Three years of childhood lost behind barbed wire for the crime of having Japanese ancestry.
It was a quintessential example. Though the AAPI community is the fastest growing racial or ethnic group in the U.S., Asian American and Pacific Islanders have repeatedly had to endure and overcome abuse, exclusion, prejudice and the perception that they are somehow “foreigners” in order to seize opportunities most who live in this country can simply take for granted.
Margaret Chung had to wait. A 1916 graduate from the University of Southern California Medical School, she became the first American-born, female Chinese doctor. Despite her credentials, the doors of residency and internship remained closed to her to the point that she decided to dress as a man and go by “Mike.” In the face of overwhelming odds, she went on to help establish the first Western hospital in San Francisco’s Chinatown. During World War II, Chung helped establish the Women Accepted for Volunteer Emergency Services (WAVES), the World War II naval reserves branch that paved the way for women to be integrated into the U.S. Armed Forces, a branch from which she herself was rejected because of her race.

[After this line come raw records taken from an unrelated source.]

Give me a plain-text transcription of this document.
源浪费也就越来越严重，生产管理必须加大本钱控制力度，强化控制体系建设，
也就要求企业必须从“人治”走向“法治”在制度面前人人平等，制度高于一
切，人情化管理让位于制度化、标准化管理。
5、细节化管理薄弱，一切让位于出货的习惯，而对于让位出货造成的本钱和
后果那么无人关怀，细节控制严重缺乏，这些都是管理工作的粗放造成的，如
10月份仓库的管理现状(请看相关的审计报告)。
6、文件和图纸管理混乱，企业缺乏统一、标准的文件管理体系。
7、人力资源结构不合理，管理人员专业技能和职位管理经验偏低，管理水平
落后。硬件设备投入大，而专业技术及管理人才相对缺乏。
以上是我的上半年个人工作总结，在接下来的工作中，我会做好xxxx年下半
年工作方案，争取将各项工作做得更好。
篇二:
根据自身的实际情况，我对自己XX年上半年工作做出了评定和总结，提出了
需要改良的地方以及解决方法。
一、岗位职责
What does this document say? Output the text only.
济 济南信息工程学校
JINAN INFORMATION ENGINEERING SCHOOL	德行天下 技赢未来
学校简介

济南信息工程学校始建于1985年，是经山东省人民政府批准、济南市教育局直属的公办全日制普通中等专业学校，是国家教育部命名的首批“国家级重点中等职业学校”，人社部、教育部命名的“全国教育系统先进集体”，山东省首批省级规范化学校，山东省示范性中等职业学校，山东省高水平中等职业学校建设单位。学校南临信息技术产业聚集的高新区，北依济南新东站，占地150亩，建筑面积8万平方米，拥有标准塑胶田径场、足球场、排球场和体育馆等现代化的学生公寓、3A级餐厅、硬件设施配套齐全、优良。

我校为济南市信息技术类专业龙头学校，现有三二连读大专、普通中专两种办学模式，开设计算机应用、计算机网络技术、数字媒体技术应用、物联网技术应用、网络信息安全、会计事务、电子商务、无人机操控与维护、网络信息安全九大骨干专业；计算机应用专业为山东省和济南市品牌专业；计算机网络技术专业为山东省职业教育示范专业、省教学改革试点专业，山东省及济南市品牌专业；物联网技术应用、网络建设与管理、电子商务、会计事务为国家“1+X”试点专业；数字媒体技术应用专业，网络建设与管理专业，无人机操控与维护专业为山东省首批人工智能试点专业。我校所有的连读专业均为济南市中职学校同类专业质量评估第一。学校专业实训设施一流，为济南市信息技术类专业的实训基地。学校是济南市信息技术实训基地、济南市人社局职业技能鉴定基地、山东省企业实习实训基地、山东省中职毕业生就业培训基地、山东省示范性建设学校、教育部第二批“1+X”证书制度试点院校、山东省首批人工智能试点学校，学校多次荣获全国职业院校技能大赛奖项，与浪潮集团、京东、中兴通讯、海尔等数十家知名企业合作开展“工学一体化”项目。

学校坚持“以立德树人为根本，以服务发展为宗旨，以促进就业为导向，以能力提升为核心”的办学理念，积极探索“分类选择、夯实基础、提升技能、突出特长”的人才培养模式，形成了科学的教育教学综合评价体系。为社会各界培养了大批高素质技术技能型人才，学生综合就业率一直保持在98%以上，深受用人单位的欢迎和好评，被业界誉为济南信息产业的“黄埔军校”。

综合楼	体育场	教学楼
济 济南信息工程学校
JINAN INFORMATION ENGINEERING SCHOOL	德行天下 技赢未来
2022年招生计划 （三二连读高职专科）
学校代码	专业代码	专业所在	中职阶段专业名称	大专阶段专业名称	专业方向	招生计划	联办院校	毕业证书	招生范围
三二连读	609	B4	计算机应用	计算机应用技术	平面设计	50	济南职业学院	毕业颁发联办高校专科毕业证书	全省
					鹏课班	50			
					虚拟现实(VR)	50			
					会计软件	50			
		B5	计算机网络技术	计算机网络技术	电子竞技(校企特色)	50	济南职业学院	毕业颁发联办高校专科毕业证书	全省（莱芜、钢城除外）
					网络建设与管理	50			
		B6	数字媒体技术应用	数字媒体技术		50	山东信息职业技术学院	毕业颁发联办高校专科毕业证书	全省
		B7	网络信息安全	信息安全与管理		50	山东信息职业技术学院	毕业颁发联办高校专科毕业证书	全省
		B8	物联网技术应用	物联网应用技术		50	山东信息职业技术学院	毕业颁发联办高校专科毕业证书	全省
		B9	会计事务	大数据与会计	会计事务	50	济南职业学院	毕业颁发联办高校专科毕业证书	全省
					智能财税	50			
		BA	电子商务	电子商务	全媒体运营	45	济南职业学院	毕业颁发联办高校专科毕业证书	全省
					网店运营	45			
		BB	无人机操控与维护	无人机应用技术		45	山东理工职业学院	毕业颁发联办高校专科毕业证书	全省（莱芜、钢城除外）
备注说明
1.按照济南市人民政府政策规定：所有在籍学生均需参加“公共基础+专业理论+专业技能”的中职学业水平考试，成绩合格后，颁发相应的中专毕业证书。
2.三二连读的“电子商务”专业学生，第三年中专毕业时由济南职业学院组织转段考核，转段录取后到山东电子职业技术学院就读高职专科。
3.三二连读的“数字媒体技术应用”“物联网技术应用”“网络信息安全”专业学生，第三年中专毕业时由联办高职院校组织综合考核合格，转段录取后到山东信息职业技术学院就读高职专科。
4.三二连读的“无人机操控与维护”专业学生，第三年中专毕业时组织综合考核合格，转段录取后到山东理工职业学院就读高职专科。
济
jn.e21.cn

Japanese American actor, author and human rights activist George Takei, better known to millions as Startrek’s Hikara Sulu, had to wait—literally. In 1942, at the age of 5, Takei and his family were uprooted and forced to live in converted horse stables before being sent to an internment camp in Arkansas situated in swamplands and enclosed with barbed wire. The family was then moved a third time, now to California to another camp. Three years of childhood lost behind barbed wire for the crime of having Japanese ancestry. Instead of living in bitterness, Takei used his internment experience and his celebrity to become an outspoken advocate of immigrant rights, winning awards and recognition for his efforts to raise awareness of the rights of minorities.

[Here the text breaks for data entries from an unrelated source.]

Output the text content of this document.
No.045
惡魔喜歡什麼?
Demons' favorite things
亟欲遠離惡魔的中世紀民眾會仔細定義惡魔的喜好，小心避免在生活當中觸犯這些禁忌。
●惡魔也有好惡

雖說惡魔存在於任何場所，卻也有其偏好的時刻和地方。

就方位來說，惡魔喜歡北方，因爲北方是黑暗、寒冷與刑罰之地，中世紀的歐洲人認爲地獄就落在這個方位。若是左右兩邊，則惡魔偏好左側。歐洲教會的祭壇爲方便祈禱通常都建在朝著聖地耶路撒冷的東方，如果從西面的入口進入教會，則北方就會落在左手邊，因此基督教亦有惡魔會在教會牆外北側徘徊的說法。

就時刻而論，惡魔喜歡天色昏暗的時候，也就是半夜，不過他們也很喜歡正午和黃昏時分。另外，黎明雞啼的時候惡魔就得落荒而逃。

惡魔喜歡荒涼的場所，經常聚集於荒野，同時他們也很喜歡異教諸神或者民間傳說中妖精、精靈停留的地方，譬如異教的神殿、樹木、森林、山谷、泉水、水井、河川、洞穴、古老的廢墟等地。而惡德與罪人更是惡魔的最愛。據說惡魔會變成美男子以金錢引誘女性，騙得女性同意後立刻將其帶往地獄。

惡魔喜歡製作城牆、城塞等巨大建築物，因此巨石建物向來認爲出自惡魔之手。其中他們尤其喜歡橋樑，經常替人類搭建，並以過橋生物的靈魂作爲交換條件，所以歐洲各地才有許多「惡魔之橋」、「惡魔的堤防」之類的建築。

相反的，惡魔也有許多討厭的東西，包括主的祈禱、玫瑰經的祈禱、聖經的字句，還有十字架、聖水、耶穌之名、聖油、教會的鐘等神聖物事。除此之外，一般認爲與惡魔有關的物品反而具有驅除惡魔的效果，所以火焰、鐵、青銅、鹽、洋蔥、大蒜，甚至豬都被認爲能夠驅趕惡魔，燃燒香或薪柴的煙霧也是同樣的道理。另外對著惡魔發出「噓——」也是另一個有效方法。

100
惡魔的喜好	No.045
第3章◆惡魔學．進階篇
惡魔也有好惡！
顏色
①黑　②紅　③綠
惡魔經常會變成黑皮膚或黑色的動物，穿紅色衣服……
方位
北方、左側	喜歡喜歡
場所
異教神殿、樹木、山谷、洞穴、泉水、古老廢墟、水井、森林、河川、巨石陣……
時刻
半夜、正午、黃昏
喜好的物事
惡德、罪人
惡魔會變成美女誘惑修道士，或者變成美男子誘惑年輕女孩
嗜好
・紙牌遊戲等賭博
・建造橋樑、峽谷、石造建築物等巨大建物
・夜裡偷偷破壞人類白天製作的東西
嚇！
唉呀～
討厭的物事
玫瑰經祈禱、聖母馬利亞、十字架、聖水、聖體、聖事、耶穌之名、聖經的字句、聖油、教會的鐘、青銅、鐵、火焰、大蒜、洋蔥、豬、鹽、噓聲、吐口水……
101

It is the George Takeis and the Hong Yen Changs and the Margaret Chungs who, despite delay and rejection, paved the way for others of the AAPI community, past and present, to be recognized now, not a decade from now, not a generation from now and not posthumously for enhancing our lives in virtually every field of endeavor.
Samoan American champion wrestler-turned-actor Dwayne “The Rock” Johnson’s films have grossed nearly $10.5 billion, and he is arguably the most famous person in the world.

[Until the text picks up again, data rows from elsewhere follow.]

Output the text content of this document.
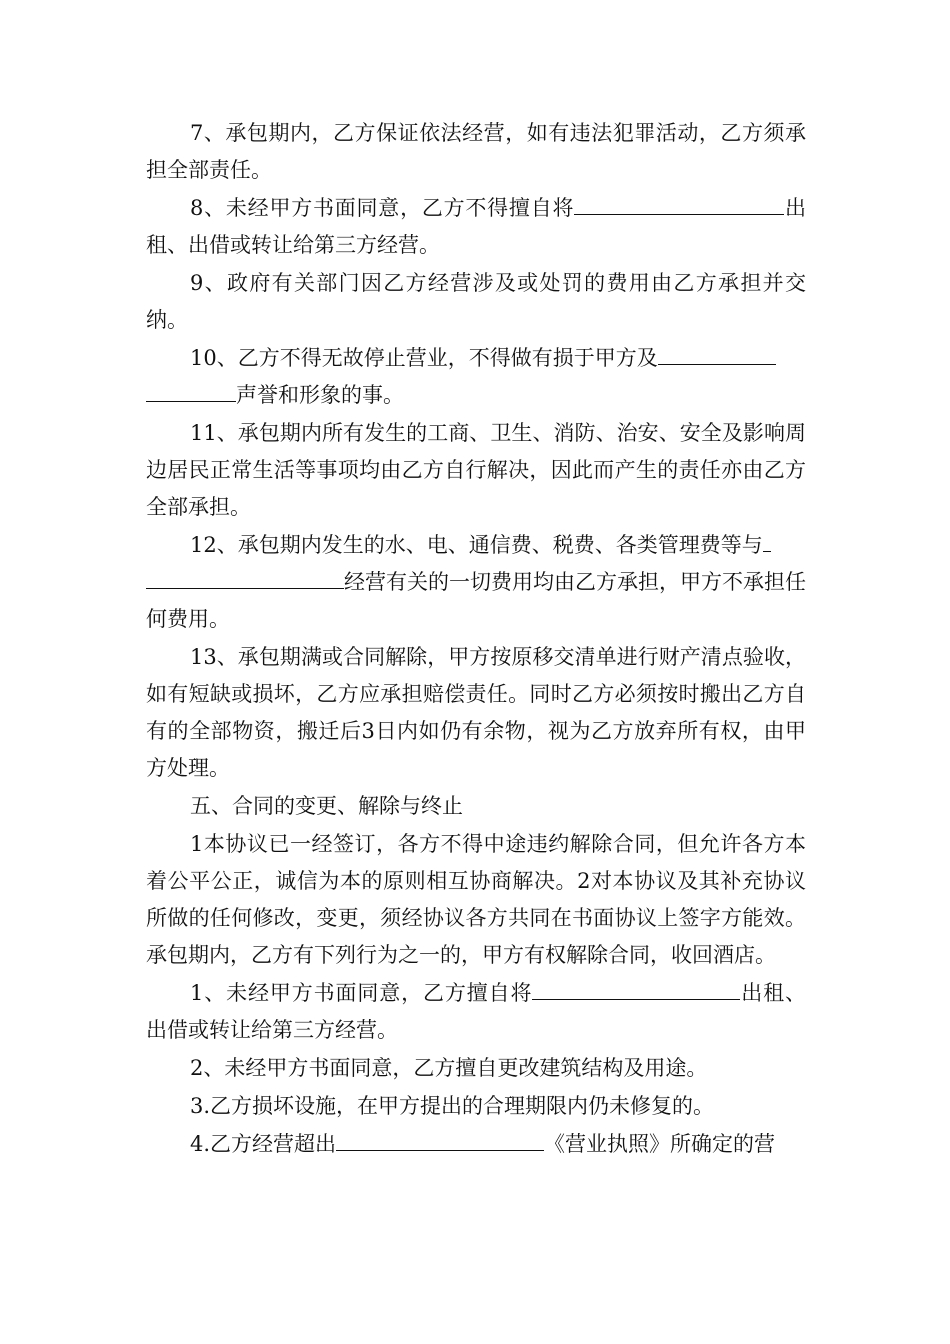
7、承包期内，乙方保证依法经营，如有违法犯罪活动，乙方须承担全部责任。

8、未经甲方书面同意，乙方不得擅自将	出租、出借或转让给第三方经营。

9、政府有关部门因乙方经营涉及或处罚的费用由乙方承担并交纳。

10、乙方不得无故停止营业，不得做有损于甲方及声誉和形象的事。

11、承包期内所有发生的工商、卫生、消防、治安、安全及影响周边居民正常生活等事项均由乙方自行解决，因此而产生的责任亦由乙方全部承担。

12、承包期内发生的水、电、通信费、税费、各类管理费等与经营有关的一切费用均由乙方承担，甲方不承担任何费用。

13、承包期满或合同解除，甲方按原移交清单进行财产清点验收，如有短缺或损坏，乙方应承担赔偿责任。同时乙方必须按时搬出乙方自有的全部物资，搬迁后3日内如仍有余物，视为乙方放弃所有权，由甲方处理。

五、合同的变更、解除与终止

1本协议已一经签订，各方不得中途违约解除合同，但允许各方本着公平公正，诚信为本的原则相互协商解决。2对本协议及其补充协议所做的任何修改，变更，须经协议各方共同在书面协议上签字方能效。承包期内，乙方有下列行为之一的，甲方有权解除合同，收回酒店。

1、未经甲方书面同意，乙方擅自将	出租、出借或转让给第三方经营。

2、未经甲方书面同意，乙方擅自更改建筑结构及用途。

3.乙方损坏设施，在甲方提出的合理期限内仍未修复的。

4.乙方经营超出	《营业执照》所确定的营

The AAPI community also includes Pulitzer Prize-winning author Jhumpa Lahiri, who writes of the struggles endured by her own Indian American people; celebrated Chinese American master architect I. M. Pei who famously designed the glass pyramid at the entrance to the Louvre in Paris and the National Gallery of Art’s East Building in Washington, D.C.; Malaysian American chef and Michelin-starred restaurateur Anita Lo who was the first female guest chef to cook for a State dinner at the White House; Taiwanese American internet entrepreneur and venture capitalist Tony Hsieh who brought the online website Zappos to the $1 billion mark; and Indian American film director M. Night Shyamalan, whose philanthropic foundation co-founded with his wife, Dr. Bhavna Shyamalan, empowers those marginalized by poverty and inequity in their communities.
Asian American Pacific Islander Heritage Month, like so many members of the AAPI community itself, had to wait far too long to be recognized.
As a result America has had to wait—and suffer—too.
But it’s never too late to make up for lost time.